One of the many faults of the mainstream press is their refusal to portray certain positions with the faintest shred of fairness or accuracy. In colloquial and cliched terms, the media is biased. This bias manifests itself in their exclusion from consideration any facts or viewpoints which do not conform to The Narrative.

This tendency is seldom more clear than on the subject of immigration. When discussing the issue, we are reminded of our “broken system”, “jobs Americans won't do”, “guest workers program”, as well as the general joys of vibrant diversity. The Narrative also precludes mentioning the dreaded “I” word when do to so might lead to hateful Crime Think.

I shall give two examples, both involving the state of California. I am too young to remember this, but there was, a time, evidently, when that state was a beacon of hope, and not the expensive, mismanaged mess it has become.  Anyway, the stories: the first discussed the crumbling infrastructure; the second, the ongoing drought. In neither story could I find a mention of the role played by millions of immigrants, many of them illegal. It would be foolhardy to blame a few million Mexicans for either problem, but the increase in population undoubtedly played a part and merits mentioning in the story.

Merely bringing this up is enough to be sentenced to wear a sanbenito, so strong is the choke hold that the media possesses. But the man who mentions such a connection is not revealing anything about his position on immigration; he is only noting the obvious. More people put more stress on roads as well as the water supply.

The Narrative exists to frame the bounds of acceptable discourse. By rendering any diversion from the talking points about magical immigrants heretical, the media renders a dignified discussion about the issue all but impossible. Which is, of course, the point.

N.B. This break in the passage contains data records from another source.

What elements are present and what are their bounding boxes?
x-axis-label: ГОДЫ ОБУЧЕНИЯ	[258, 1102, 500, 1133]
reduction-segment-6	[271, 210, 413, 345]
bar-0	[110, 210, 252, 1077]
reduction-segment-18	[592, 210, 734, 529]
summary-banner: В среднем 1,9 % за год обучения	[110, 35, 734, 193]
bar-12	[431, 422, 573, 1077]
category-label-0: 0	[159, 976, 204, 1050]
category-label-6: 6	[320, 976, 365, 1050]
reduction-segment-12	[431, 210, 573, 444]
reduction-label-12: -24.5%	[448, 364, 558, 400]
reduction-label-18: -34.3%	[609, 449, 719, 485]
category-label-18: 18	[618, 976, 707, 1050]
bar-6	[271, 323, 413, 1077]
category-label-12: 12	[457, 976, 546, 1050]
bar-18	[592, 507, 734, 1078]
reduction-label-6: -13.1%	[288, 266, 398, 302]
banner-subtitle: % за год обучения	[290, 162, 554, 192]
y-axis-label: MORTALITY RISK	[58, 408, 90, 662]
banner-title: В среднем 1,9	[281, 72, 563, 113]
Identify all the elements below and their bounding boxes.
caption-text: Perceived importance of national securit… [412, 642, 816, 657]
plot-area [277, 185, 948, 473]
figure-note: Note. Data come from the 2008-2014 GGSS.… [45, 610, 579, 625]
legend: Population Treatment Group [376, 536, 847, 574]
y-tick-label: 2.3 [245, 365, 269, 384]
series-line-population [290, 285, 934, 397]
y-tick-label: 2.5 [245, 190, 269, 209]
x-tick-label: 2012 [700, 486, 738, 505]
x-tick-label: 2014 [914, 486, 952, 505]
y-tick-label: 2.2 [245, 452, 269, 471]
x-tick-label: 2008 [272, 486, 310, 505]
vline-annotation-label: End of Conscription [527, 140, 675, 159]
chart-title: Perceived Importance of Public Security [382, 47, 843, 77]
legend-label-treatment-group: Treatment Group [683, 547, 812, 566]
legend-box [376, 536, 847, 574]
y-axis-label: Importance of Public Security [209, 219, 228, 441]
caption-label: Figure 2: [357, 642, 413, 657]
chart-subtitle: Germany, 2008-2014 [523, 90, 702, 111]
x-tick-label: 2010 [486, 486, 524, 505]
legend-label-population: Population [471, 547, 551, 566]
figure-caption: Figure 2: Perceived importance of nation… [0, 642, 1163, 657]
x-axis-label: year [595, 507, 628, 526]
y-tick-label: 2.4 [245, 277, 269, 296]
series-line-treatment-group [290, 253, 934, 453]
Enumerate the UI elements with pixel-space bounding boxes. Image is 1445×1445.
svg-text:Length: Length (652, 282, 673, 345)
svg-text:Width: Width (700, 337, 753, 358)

Let us pretend that we wish to have such a discussion. The following points must be conceded. First, that a nation as wealthy as ours, and with generous welfare policies such as ours, must have an immigration policy. To allow everyone into the country would be suicidal. It would reduce this once proud nation to a bankrupt, third world basket case. Only a few fool economists actually recommend this outrageous position. Which is to say that either the keepers of The Narrative are horrible racist xenophobes, or else we have a position from which to start.

Second, a nation ought to prioritize the well-being of its citizens as against those of the world. The US military exists to protect us, not the people of any other country, unless it is in the interests of American citizens. So it should be with each and every program and preoccupation of the State. To this end, it is preposterous to suggest that at a time when the labor participation rate is the lowest it has been in decades, more cheap foreign labor should be imported. The government does not exist so that Mark Zuckerburg, Bill Gates, and other billionaires can purchase another yacht. Until average Americans are again becoming better off, to even talk about more immigration is not just insulting, it is treasonous.

Third, before we add another guest worker program, we need to understand those we have. It would be helpful if the media noted that guest worker programs already exist. John Derbyshire once tried to determine how many we had; he concluded that we had 12, or 20, depending on which count one used. As he further noted, why should we expect the next program to work if the others have failed?

We await sensible discourse on the subject of immigration. Perhaps next republic.